Uma das testemunhas do encontro citadas pela publicação e que pediu para não ter sua identidade revelada, afirmou que as gigantes do setor contrataram escritórios de advocacia e empresas particulares de espionagem para escrutinar todo e qualquer ato de três concorrentes menores do eixo Rio-São Paulo.
Os três alvos, portanto, são as produtoras de combustíveis Copape, Refit e a usina de etanol Nova Canabrava, localizada em Campos dos Goytacazes, Norte do Estado do Rio.
O jogo financeiro do cartel descrito pela reportagem é pesado, contando com braço parlamentar na Alerj, além de se gabar de exercer influência sobre alguns órgãos de controle externo com o objetivo de tirar as pequenas concorrentes do mercado.
Na Alerj, um parlamentar notoriamente ligado ao cartel de combustíveis é o deputado Luiz Paulo Corrêa da Rocha (Cidadania), que no passado teve entre seus financiadores de campanha o Sindicom, sindicato do setor, que atualmente virou Instituto Combustível Legal (ICL).
A IstoÉ destaca que do trabalho da “milícia” privada sairiam informações que as grandes distribuidoras repassariam para as procuradorias estaduais da Fazenda.
O intuito é que as procuradorias promovam uma caçada implacável aos três alvos que, juntos, não concentram nem 2% de participação no mercado de refino.
Recentemente, às vésperas de uma safra sucroalcooleira de 2022, a Secretaria de Estado de Fazenda do Rio chegou a suspender a inscrição estadual da Nova Canabrava, medida revogada por decisão da 11ª Vara de Fazenda Pública do Ri, o que permitiu que a indústria continuasse produzindo etanol.

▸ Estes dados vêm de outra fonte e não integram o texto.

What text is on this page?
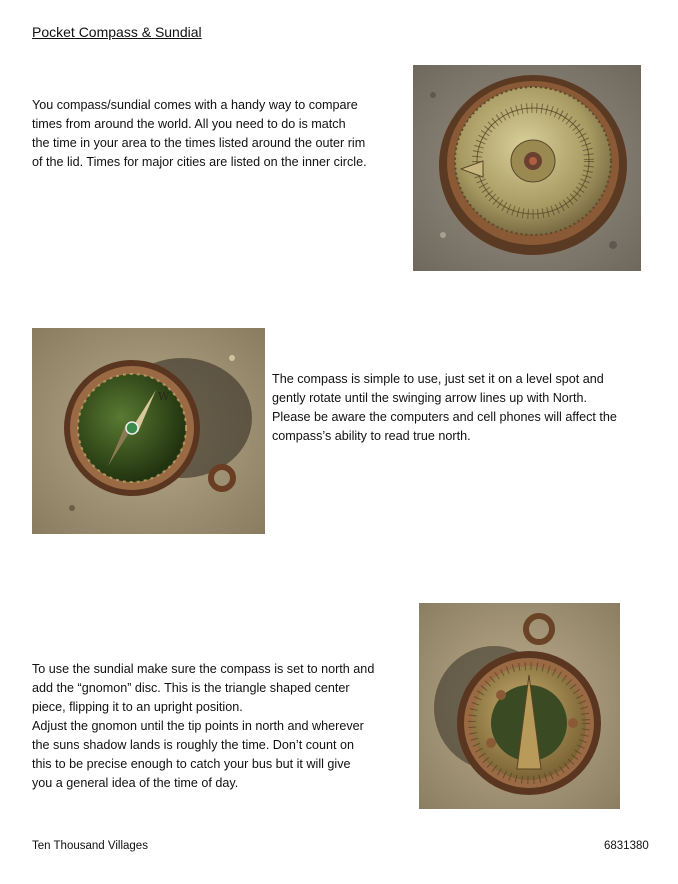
Pocket Compass & Sundial
You compass/sundial comes with a handy way to compare
times from around the world. All you need to do is match
the time in your area to the times listed around the outer rim
of the lid. Times for major cities are listed on the inner circle.
W
The compass is simple to use, just set it on a level spot and
gently rotate until the swinging arrow lines up with North.
Please be aware the computers and cell phones will affect the
compass’s ability to read true north.
To use the sundial make sure the compass is set to north and
add the “gnomon” disc. This is the triangle shaped center
piece, flipping it to an upright position.
Adjust the gnomon until the tip points in north and wherever
the suns shadow lands is roughly the time. Don’t count on
this to be precise enough to catch your bus but it will give
you a general idea of the time of day.
Ten Thousand Villages	6831380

O trabalho das grandes distribuidoras de combustíveis é coordenado pelo ICL, que nada mais é do que uma versão repaginada do sindicato que as representa há décadas, o Sindicom.
Amigo de Moro
O atual presidente da entidade é o general Guilherme Theóphilo, que foi braço-direto do ex-ministro da Justiça Sergio Moro. Em que pese o distanciamento entre o ex-juiz e Bolsonaro, o aliado de Moro exerce forte influência no governo quando o assunto é combustível e sua missão é preservar os interesses das gigantes.

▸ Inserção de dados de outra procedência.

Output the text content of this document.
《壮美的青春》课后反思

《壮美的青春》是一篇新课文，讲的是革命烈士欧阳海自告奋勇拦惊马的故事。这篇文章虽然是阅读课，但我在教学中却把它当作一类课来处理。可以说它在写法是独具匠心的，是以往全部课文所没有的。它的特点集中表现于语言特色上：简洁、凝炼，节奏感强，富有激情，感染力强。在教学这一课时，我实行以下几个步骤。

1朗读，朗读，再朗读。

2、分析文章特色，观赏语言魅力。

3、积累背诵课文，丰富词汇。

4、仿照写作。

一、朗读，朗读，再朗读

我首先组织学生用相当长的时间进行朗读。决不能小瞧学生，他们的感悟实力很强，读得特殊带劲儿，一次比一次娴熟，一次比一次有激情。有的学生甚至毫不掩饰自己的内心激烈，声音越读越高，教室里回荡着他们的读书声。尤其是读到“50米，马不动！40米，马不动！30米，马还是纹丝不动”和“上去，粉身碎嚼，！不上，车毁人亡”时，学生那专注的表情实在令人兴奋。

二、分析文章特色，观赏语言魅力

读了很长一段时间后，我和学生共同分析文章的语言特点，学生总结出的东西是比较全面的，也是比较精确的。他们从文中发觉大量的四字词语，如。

A investida contra os pequenos do setor é grave, mas não inédita, tendo vários precedentes históricos. Antes mesmo do surgimento da Petrobras em 1941, as grandes empresas já se juntavam para esmagar qualquer pequeno produtor que tentasse desafiá-las. “Certamente foi um dos mais lobbies mais poderosos do século passado”, relembra um especialista do setor.
Acusações frequentes
Atualmente, a Agência Nacional do Petróleo (ANP) dita as regras para a distribuição de combustíveis no Brasil. Até 1996, quando o mercado ainda era fechado, o Sindicom atuava simplesmente para mantê-lo funcionando da mesma forma.

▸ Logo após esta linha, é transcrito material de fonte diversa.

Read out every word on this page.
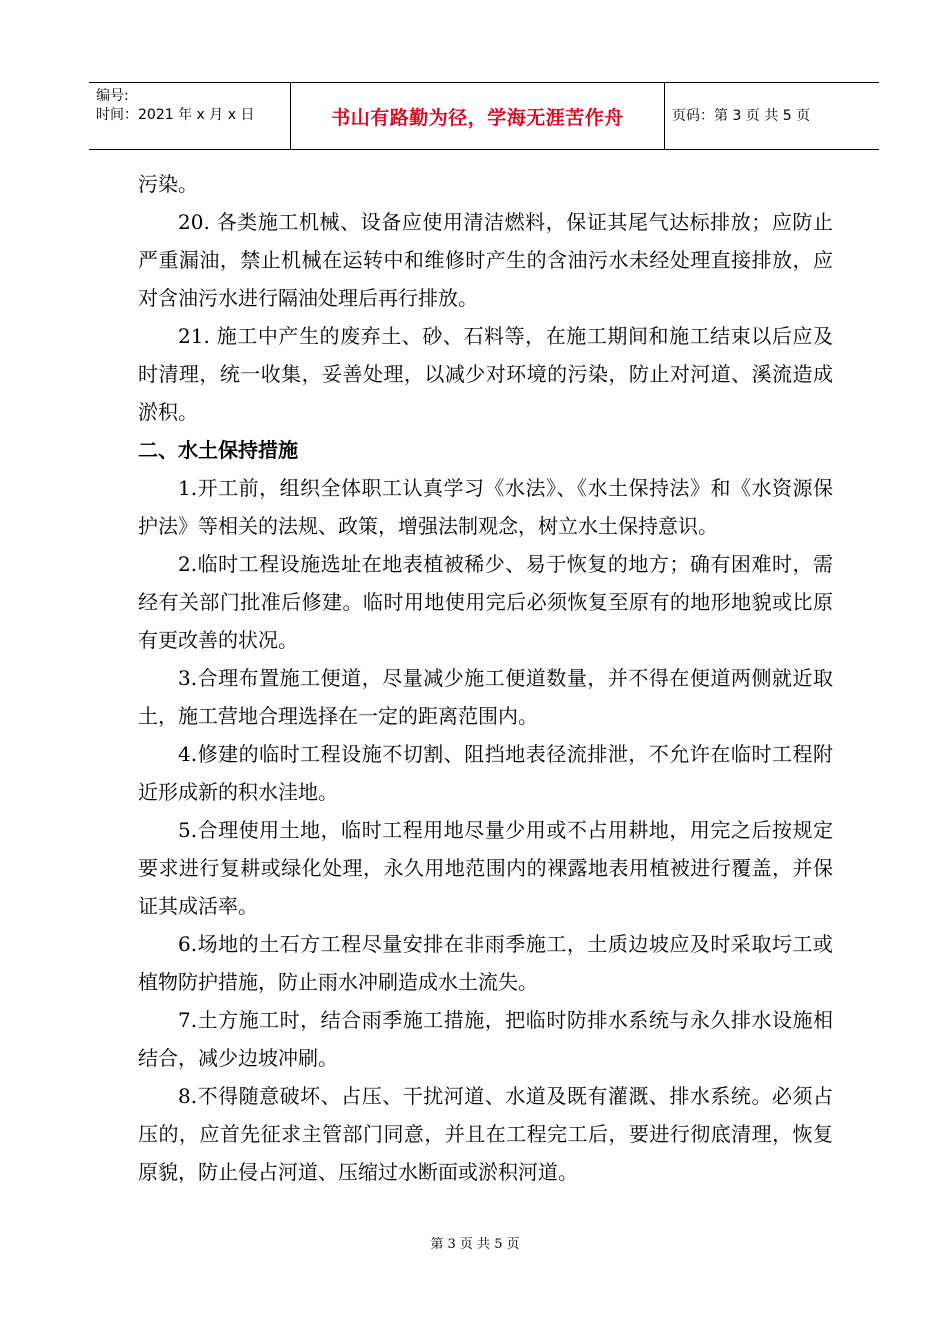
编号:
时间：2021 年 x 月 x 日	书山有路勤为径，学海无涯苦作舟	页码：第 3 页 共 5 页

污染。

20. 各类施工机械、设备应使用清洁燃料，保证其尾气达标排放；应防止严重漏油，禁止机械在运转中和维修时产生的含油污水未经处理直接排放，应对含油污水进行隔油处理后再行排放。

21. 施工中产生的废弃土、砂、石料等，在施工期间和施工结束以后应及时清理，统一收集，妥善处理，以减少对环境的污染，防止对河道、溪流造成淤积。

二、水土保持措施

1.开工前，组织全体职工认真学习《水法》、《水土保持法》和《水资源保护法》等相关的法规、政策，增强法制观念，树立水土保持意识。

2.临时工程设施选址在地表植被稀少、易于恢复的地方；确有困难时，需经有关部门批准后修建。临时用地使用完后必须恢复至原有的地形地貌或比原有更改善的状况。

3.合理布置施工便道，尽量减少施工便道数量，并不得在便道两侧就近取土，施工营地合理选择在一定的距离范围内。

4.修建的临时工程设施不切割、阻挡地表径流排泄，不允许在临时工程附近形成新的积水洼地。

5.合理使用土地，临时工程用地尽量少用或不占用耕地，用完之后按规定要求进行复耕或绿化处理，永久用地范围内的裸露地表用植被进行覆盖，并保证其成活率。

6.场地的土石方工程尽量安排在非雨季施工，土质边坡应及时采取圬工或植物防护措施，防止雨水冲刷造成水土流失。

7.土方施工时，结合雨季施工措施，把临时防排水系统与永久排水设施相结合，减少边坡冲刷。

8.不得随意破坏、占压、干扰河道、水道及既有灌溉、排水系统。必须占压的，应首先征求主管部门同意，并且在工程完工后，要进行彻底清理，恢复原貌，防止侵占河道、压缩过水断面或淤积河道。

第 3 页 共 5 页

A partir de 1997, com a abertura e o surgimento de novas distribuidoras e de uma competição até então desconhecida, o sindicato começou a ser um meio de perseguição aos concorrentes.
Sob o manto de defensores do mercado legal, acusavam as empresas que entravam no negócio de sonegação e adulteração de combustíveis, mas surpreendentemente tinham associadas que cometiam os mesmos crimes e haviam sido flagradas com grandes estoques de gasolina adulterada.
Financiamento da infâmia
Em 2019, amparado em denúncias de cartelização, mau uso do dinheiro público e falta de transparência, o Tribunal de Contas da União (TCU) abriu uma investigação sobre o repasse de R$ 158 milhões da BR Distribuidora para o Sindicom, a partir de 2006. Depois desses fatos, o Sindicom mudou seu nome para Plural e, posteriormente, para Instituto Combustível Legal.
O que se investigou no processo do TCU foi a suspeita de que o Sindicom utiizava dinheiro público para perseguir e difamar seus concorrentes.
Em apenas uma década, foram mais de R$ 200 milhões em despesas com contratações de escritórios de advocacia, assessorias de imprensa, empresas de espionagem e com pagamentos de salários astronômicos para seus executivos.
Sabe-se que a conta era dividida com base na participação de mercado de cada uma das 12 associadas que a entidade tinha na época.
Senhores do crime?
A empresa que detém a maior fatia do mercado nacional é a BR Distribuidora, atualmente chamada Vibra, com quase 40% de participação. Até três anos atrás, ela era uma empresa estatal, que teria pago, portanto, R$ 80 milhões do total da fatura em serviços de lobby e contra-informação sem ter prestado conta de um centavo da utilização desses recursos.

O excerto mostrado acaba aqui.